When it Comes to Consent, There is No Gray Area
Posted by Caitlyn Martin
April 6, 2016
I intended to write this post and have it up last week so it would be more timely, but due to a death in the family, I was unable to and had to save it for this week.
This past weekend, Auburn University’s chapter of Alpha Psi hosted their annual Rodeo, an outdoor country concert held each spring. It is not university-sponsored, but it still remains something of an Auburn tradition. In the week leading up, the campus Walmart is rearranged so the essentials are up by the cash register: cowboy hats, denim, and cheap beer. People come from all over the southeast to experience the atmosphere and excitement. As luck has it, it typically rains the days preceding Rodeo, which means that everyone who attends is standing in the mud all day. You’re allowed to bring in coolers of drinks, so the entire day is basically spent drinking in the mud and the sun, and waiting for the concert to begin.
While I love country music, I’m not very outdoorsy and I burn too easily to enjoy being out in the sun all day, so this doesn’t appeal to me in the least. I do see how others might like it though: it’s usually just a few weeks before finals, so it’s a good time to drink and have fun with your friends before getting hardcore study mode. I get it. Everyone likes to have a good time.

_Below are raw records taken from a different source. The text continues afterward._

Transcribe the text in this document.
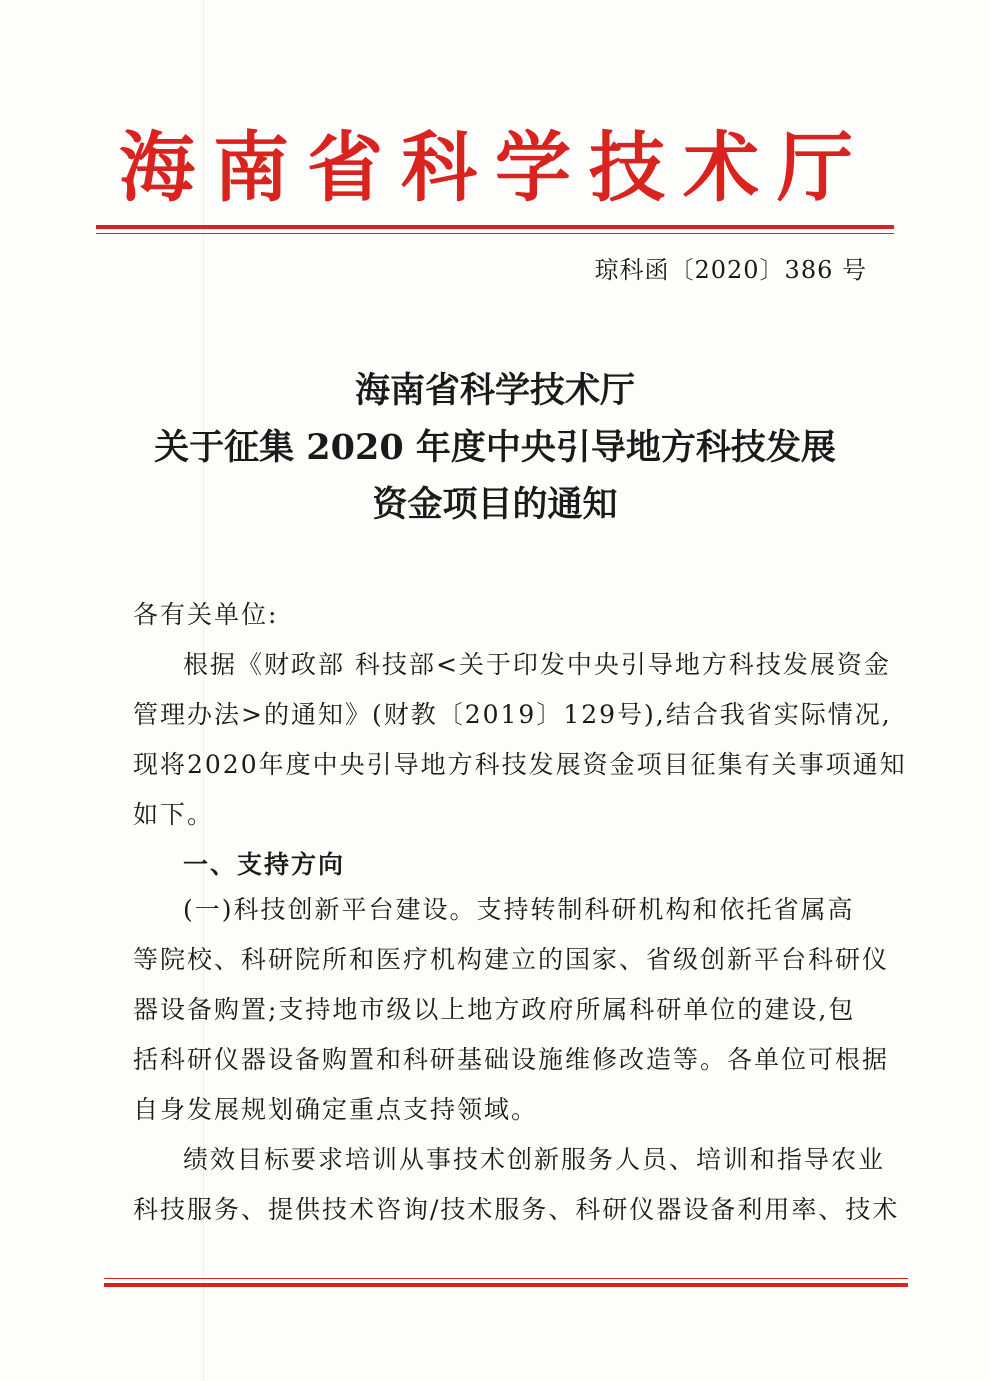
海南省科学技术厅
琼科函〔2020〕386 号
海南省科学技术厅
关于征集 2020 年度中央引导地方科技发展
资金项目的通知
各有关单位:
根据《财政部 科技部<关于印发中央引导地方科技发展资金
管理办法>的通知》(财教〔2019〕129号),结合我省实际情况,
现将2020年度中央引导地方科技发展资金项目征集有关事项通知
如下。
一、支持方向
(一)科技创新平台建设。支持转制科研机构和依托省属高
等院校、科研院所和医疗机构建立的国家、省级创新平台科研仪
器设备购置;支持地市级以上地方政府所属科研单位的建设,包
括科研仪器设备购置和科研基础设施维修改造等。各单位可根据
自身发展规划确定重点支持领域。
绩效目标要求培训从事技术创新服务人员、培训和指导农业
科技服务、提供技术咨询/技术服务、科研仪器设备利用率、技术
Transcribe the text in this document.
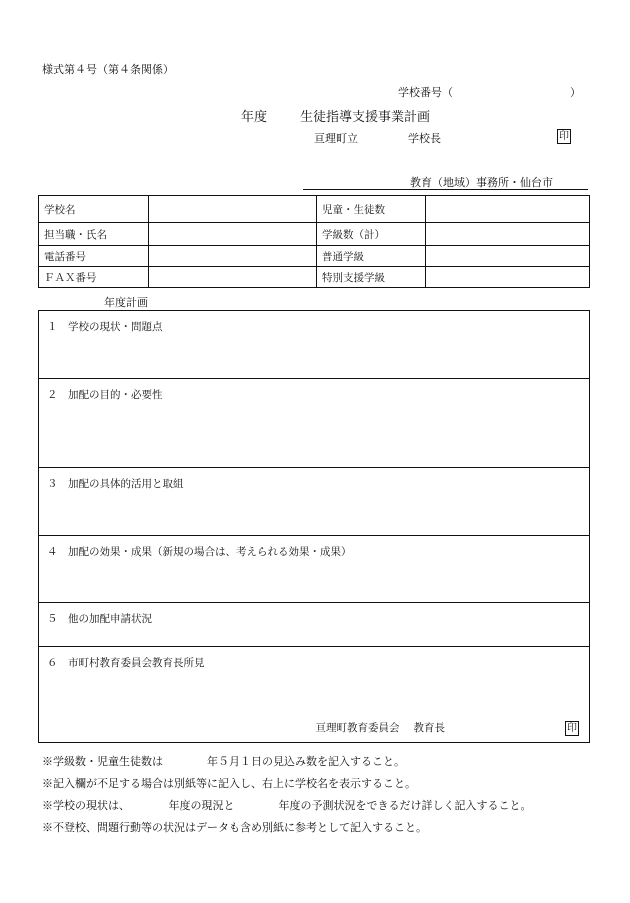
様式第４号（第４条関係）
学校番号（	）
年度	生徒指導支援事業計画
亘理町立	学校長	印
教育（地域）事務所・仙台市
学校名		児童・生徒数	
担当職・氏名		学級数（計）	
電話番号		普通学級	
ＦＡＸ番号		特別支援学級	
年度計画
１　学校の現状・問題点
２　加配の目的・必要性
３　加配の具体的活用と取組
４　加配の効果・成果（新規の場合は、考えられる効果・成果）
５　他の加配申請状況
６　市町村教育委員会教育長所見
亘理町教育委員会 教育長	印
※学級数・児童生徒数は　　　　年５月１日の見込み数を記入すること。
※記入欄が不足する場合は別紙等に記入し、右上に学校名を表示すること。
※学校の現状は、　　　　年度の現況と　　　　年度の予測状況をできるだけ詳しく記入すること。
※不登校、問題行動等の状況はデータも含め別紙に参考として記入すること。
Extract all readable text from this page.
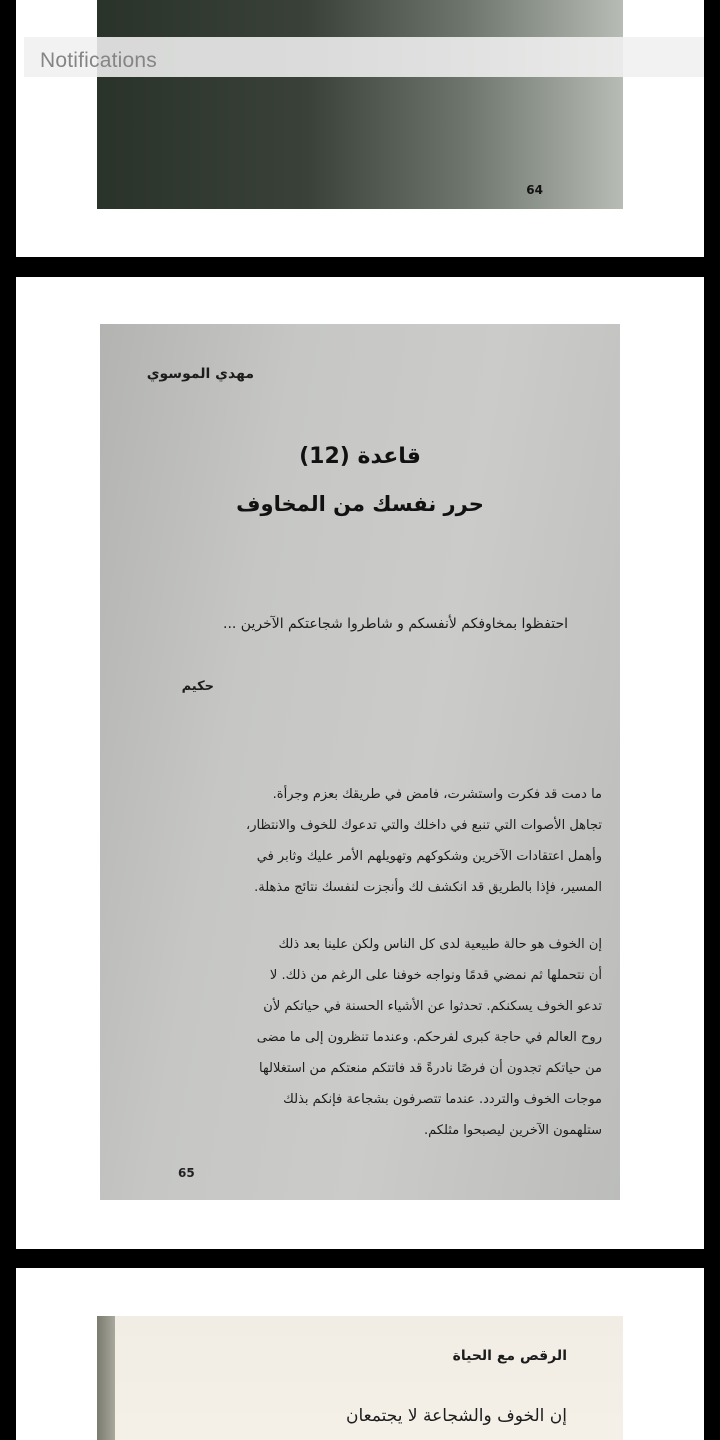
64
مهدي الموسوي
قاعدة (12)
حرر نفسك من المخاوف
احتفظوا بمخاوفكم لأنفسكم و شاطروا شجاعتكم الآخرين ...
حكيم
ما دمت قد فكرت واستشرت، فامض في طريقك بعزم وجرأة.
تجاهل الأصوات التي تنبع في داخلك والتي تدعوك للخوف والانتظار،
وأهمل اعتقادات الآخرين وشكوكهم وتهويلهم الأمر عليك وثابر في
المسير، فإذا بالطريق قد انكشف لك وأنجزت لنفسك نتائج مذهلة.
إن الخوف هو حالة طبيعية لدى كل الناس ولكن علينا بعد ذلك
أن نتحملها ثم نمضي قدمًا ونواجه خوفنا على الرغم من ذلك. لا
تدعو الخوف يسكنكم. تحدثوا عن الأشياء الحسنة في حياتكم لأن
روح العالم في حاجة كبرى لفرحكم. وعندما تنظرون إلى ما مضى
من حياتكم تجدون أن فرصًا نادرةً قد فاتتكم منعتكم من استغلالها
موجات الخوف والتردد. عندما تتصرفون بشجاعة فإنكم بذلك
ستلهمون الآخرين ليصبحوا مثلكم.
65
الرقص مع الحياة
إن الخوف والشجاعة لا يجتمعان
Notifications
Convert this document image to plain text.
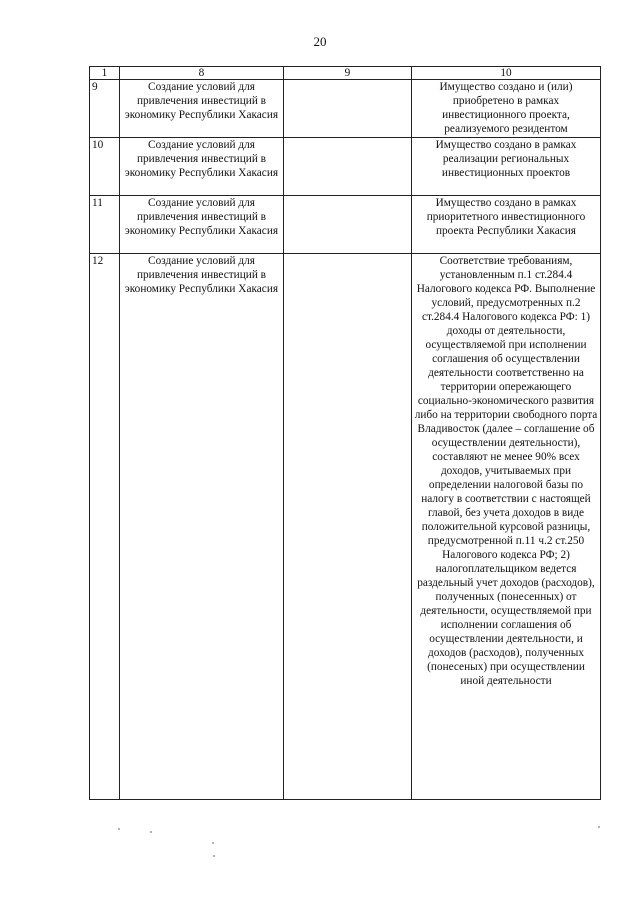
20
1	8	9	10
9	Создание условий для привлечения инвестиций в экономику Республики Хакасия		Имущество создано и (или) приобретено в рамках инвестиционного проекта, реализуемого резидентом
10	Создание условий для привлечения инвестиций в экономику Республики Хакасия		Имущество создано в рамках реализации региональных инвестиционных проектов
11	Создание условий для привлечения инвестиций в экономику Республики Хакасия		Имущество создано в рамках приоритетного инвестиционного проекта Республики Хакасия
12	Создание условий для привлечения инвестиций в экономику Республики Хакасия		Соответствие требованиям, установленным п.1 ст.284.4 Налогового кодекса РФ. Выполнение условий, предусмотренных п.2 ст.284.4 Налогового кодекса РФ: 1) доходы от деятельности, осуществляемой при исполнении соглашения об осуществлении деятельности соответственно на территории опережающего социально-экономического развития либо на территории свободного порта Владивосток (далее – соглашение об осуществлении деятельности), составляют не менее 90% всех доходов, учитываемых при определении налоговой базы по налогу в соответствии с настоящей главой, без учета доходов в виде положительной курсовой разницы, предусмотренной п.11 ч.2 ст.250 Налогового кодекса РФ; 2) налогоплательщиком ведется раздельный учет доходов (расходов), полученных (понесенных) от деятельности, осуществляемой при исполнении соглашения об осуществлении деятельности, и доходов (расходов), полученных (понесеных) при осуществлении иной деятельности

There’s a dark side to this yearly tradition, though. Every year, people return with stories (and even pictures!) of strangers in various states of intoxication having sex in cars, under trucks, anywhere. While there is nothing inherently wrong with having sex in/under vehicles or in a corner of a field, it’s the intoxication element that makes this an issue. Since I unfortunately didn’t get a chance to say this in advance of Rodeo, I’m saying it now:
Drunken sex is not consensual sex.
There is no so-called ‘gray area’ when it comes to consent. If somebody is drunk, they do not have the ability to actively consent. Colorado State’s page on consent puts it perfectly: “You either have consent from the other person or you don’t. If they are drunk or high, they can’t give consent. If YOU are intoxicated, you can’t give consent.”
With summer break just around the corner, I’m sure a lot of you have plans to go out, have fun and take some time away from classes. Do it! Go to parties, go to the beach, drink responsibly, go to bars and meet new people—enjoy the summer! But just remember that there isn’t a gray area and to make sure that any sexual encounters you have are consensual.
And remember: drunken sex is not consensual sex.